Ket. Foto: Wamen LHK, Alue Dohong saat menanam pohon, didampingi Dirjen PPKL, KLHK, Sigit Reliantoro. — Sumber: Istimewa

Kegiatan tersebutmerupakan wujud realisasi dari kolaborasi pentahelix yang meliputi pemerintah pusat dan daerah, komunitas masyarakat, dunia usaha, generasi muda, akademisi, dan media.

Penanaman dihadiri Wakil Menteri LHK, Alue Dohong; Direktur Jenderal Pengendalian Pencemaran dan Kerusakan Lingkungan, Sigit Reliantoro; Pj. Bupati Mageran, Hergunadi; Ketua Yayasan Bambu Indonesia, Jatnika Nagamiharja; pimpinan SKK Migas, jajaran pimpinan Pemerintah Daerah Kabupaten Magetan, dunia usaha, serta masyarakat.

Gerakan menanam pohon sekaligus menjadi salah satu langkah efektif menghadapi triple planetary crisis yaitu perubahan iklim, polusi, dan ancaman kehilangan keanekaragaman hayati. Ketiganya saling terkait dan sangat mendesak untuk diatasi. Dalam situasi krisis seperti ini, semua pihak harus mengedepankan paradigma kolaborasi dan kerja sama.
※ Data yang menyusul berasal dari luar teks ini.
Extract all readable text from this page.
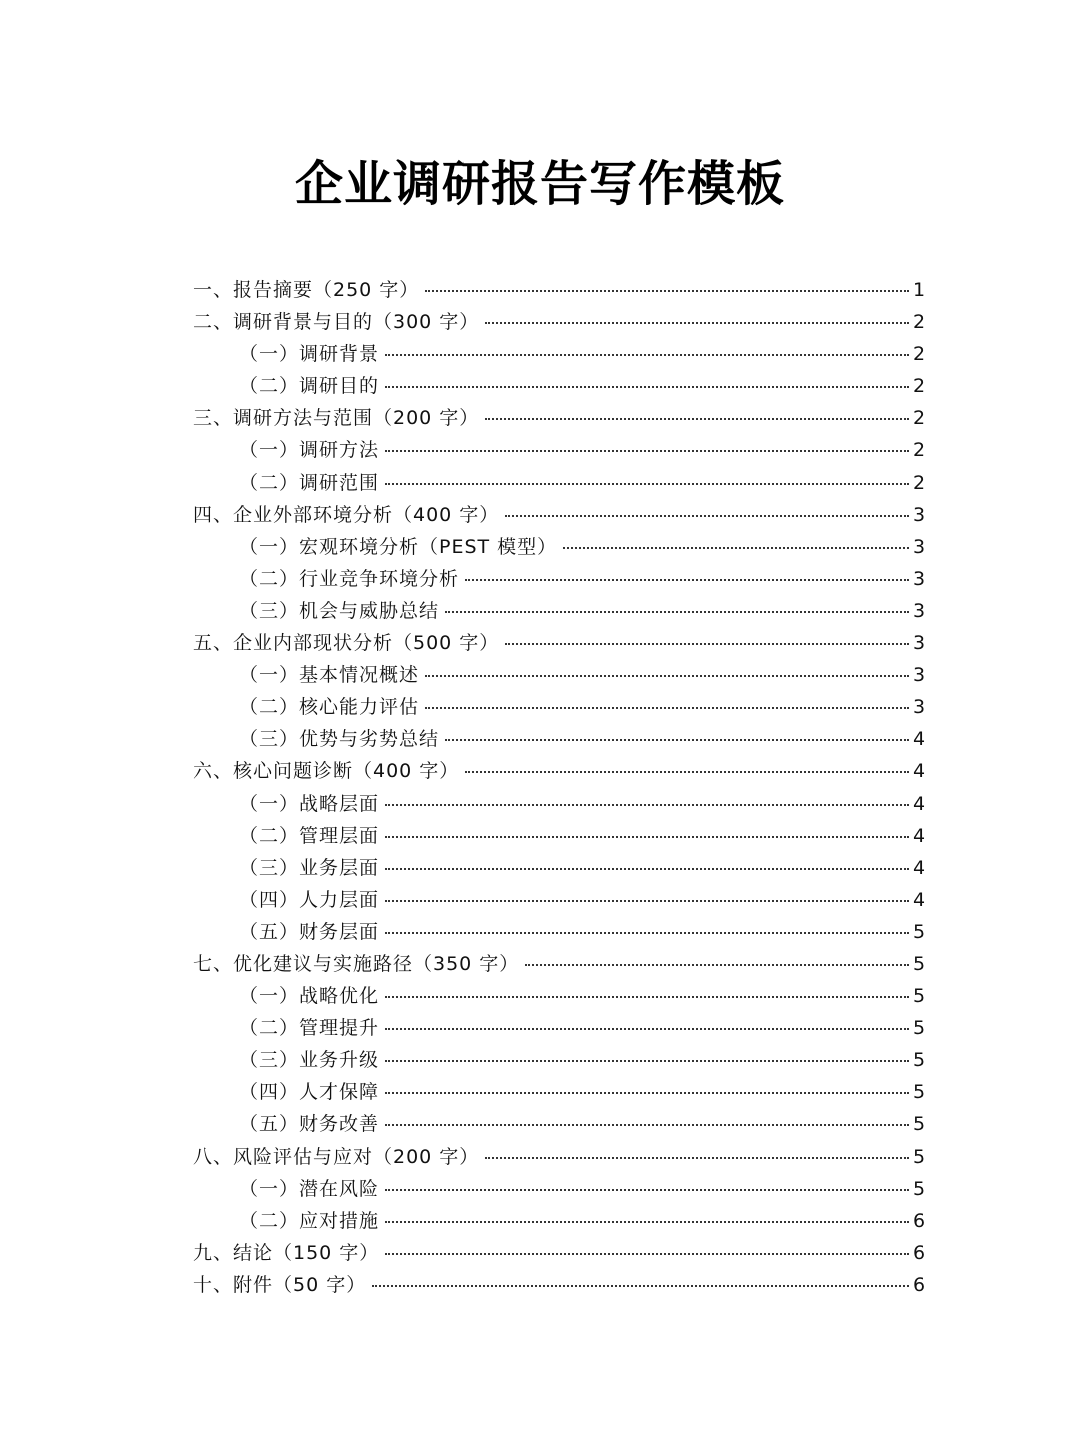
企业调研报告写作模板
一、报告摘要（250 字）	1
二、调研背景与目的（300 字）	2
（一）调研背景	2
（二）调研目的	2
三、调研方法与范围（200 字）	2
（一）调研方法	2
（二）调研范围	2
四、企业外部环境分析（400 字）	3
（一）宏观环境分析（PEST 模型）	3
（二）行业竞争环境分析	3
（三）机会与威胁总结	3
五、企业内部现状分析（500 字）	3
（一）基本情况概述	3
（二）核心能力评估	3
（三）优势与劣势总结	4
六、核心问题诊断（400 字）	4
（一）战略层面	4
（二）管理层面	4
（三）业务层面	4
（四）人力层面	4
（五）财务层面	5
七、优化建议与实施路径（350 字）	5
（一）战略优化	5
（二）管理提升	5
（三）业务升级	5
（四）人才保障	5
（五）财务改善	5
八、风险评估与应对（200 字）	5
（一）潜在风险	5
（二）应对措施	6
九、结论（150 字）	6
十、附件（50 字）	6
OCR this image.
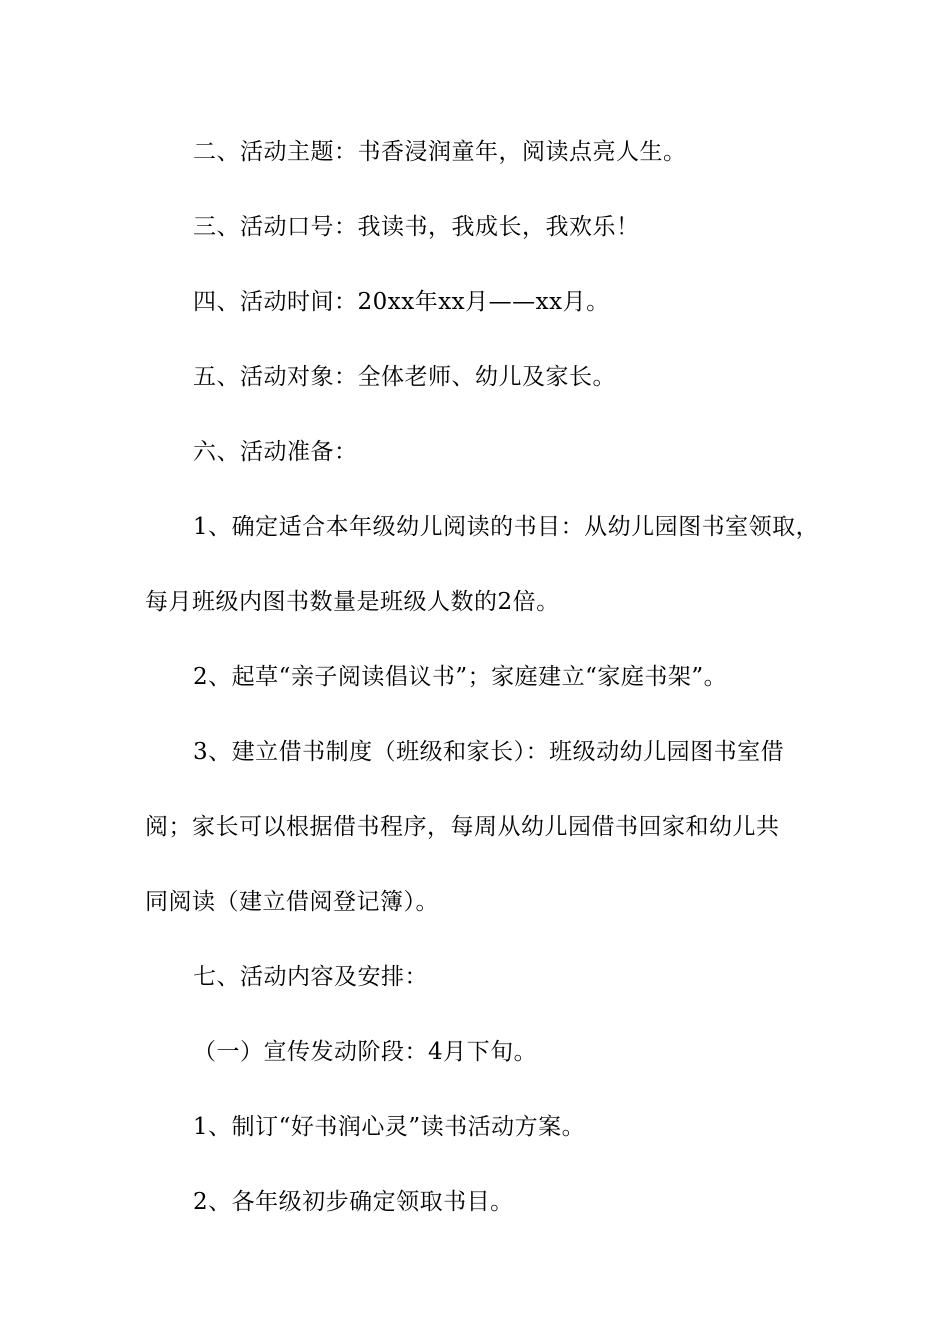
二、活动主题：书香浸润童年，阅读点亮人生。
三、活动口号：我读书，我成长，我欢乐！
四、活动时间：20xx年xx月——xx月。
五、活动对象：全体老师、幼儿及家长。
六、活动准备：
1、确定适合本年级幼儿阅读的书目：从幼儿园图书室领取，
每月班级内图书数量是班级人数的2倍。
2、起草“亲子阅读倡议书”；家庭建立“家庭书架”。
3、建立借书制度（班级和家长）：班级动幼儿园图书室借
阅；家长可以根据借书程序，每周从幼儿园借书回家和幼儿共
同阅读（建立借阅登记簿）。
七、活动内容及安排：
（一）宣传发动阶段：4月下旬。
1、制订“好书润心灵”读书活动方案。
2、各年级初步确定领取书目。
Keberadaan pohon dan tutupan lahan yang baik akan meningkatkan daya dukung alam dalam mitigasi perubahan iklim, ketahanan pangan, energi dan kesejahteraan seluruh makhluk hidup. Pada tahun 2023 Pemerintah Kabupaten Magetan mempresentasikan master plan pembangunan kebun raya bambu yang terletak di Kecamatan Sukomoro dengan luas 18,5 hektare sebagai salah satu wilayah lokasi wisata dan kebun raya bambu yang merupakan tanaman lokal khas Magetan dengan total 103 jenis bambu yang ditanam.

Dengan komitmen kuat dari Bupati dan Dinas Lingkungan Hidup Kabupaten Magetan untuk meningkatkan kualitas lingkungan hidup, maka KLHK melalui Ditjen PPKL mendorong mewujudkan master plan kebun raya bambu di Kabupaten Magetan melalui kolaborasi antara dunia usaha dan pemerintah daerah.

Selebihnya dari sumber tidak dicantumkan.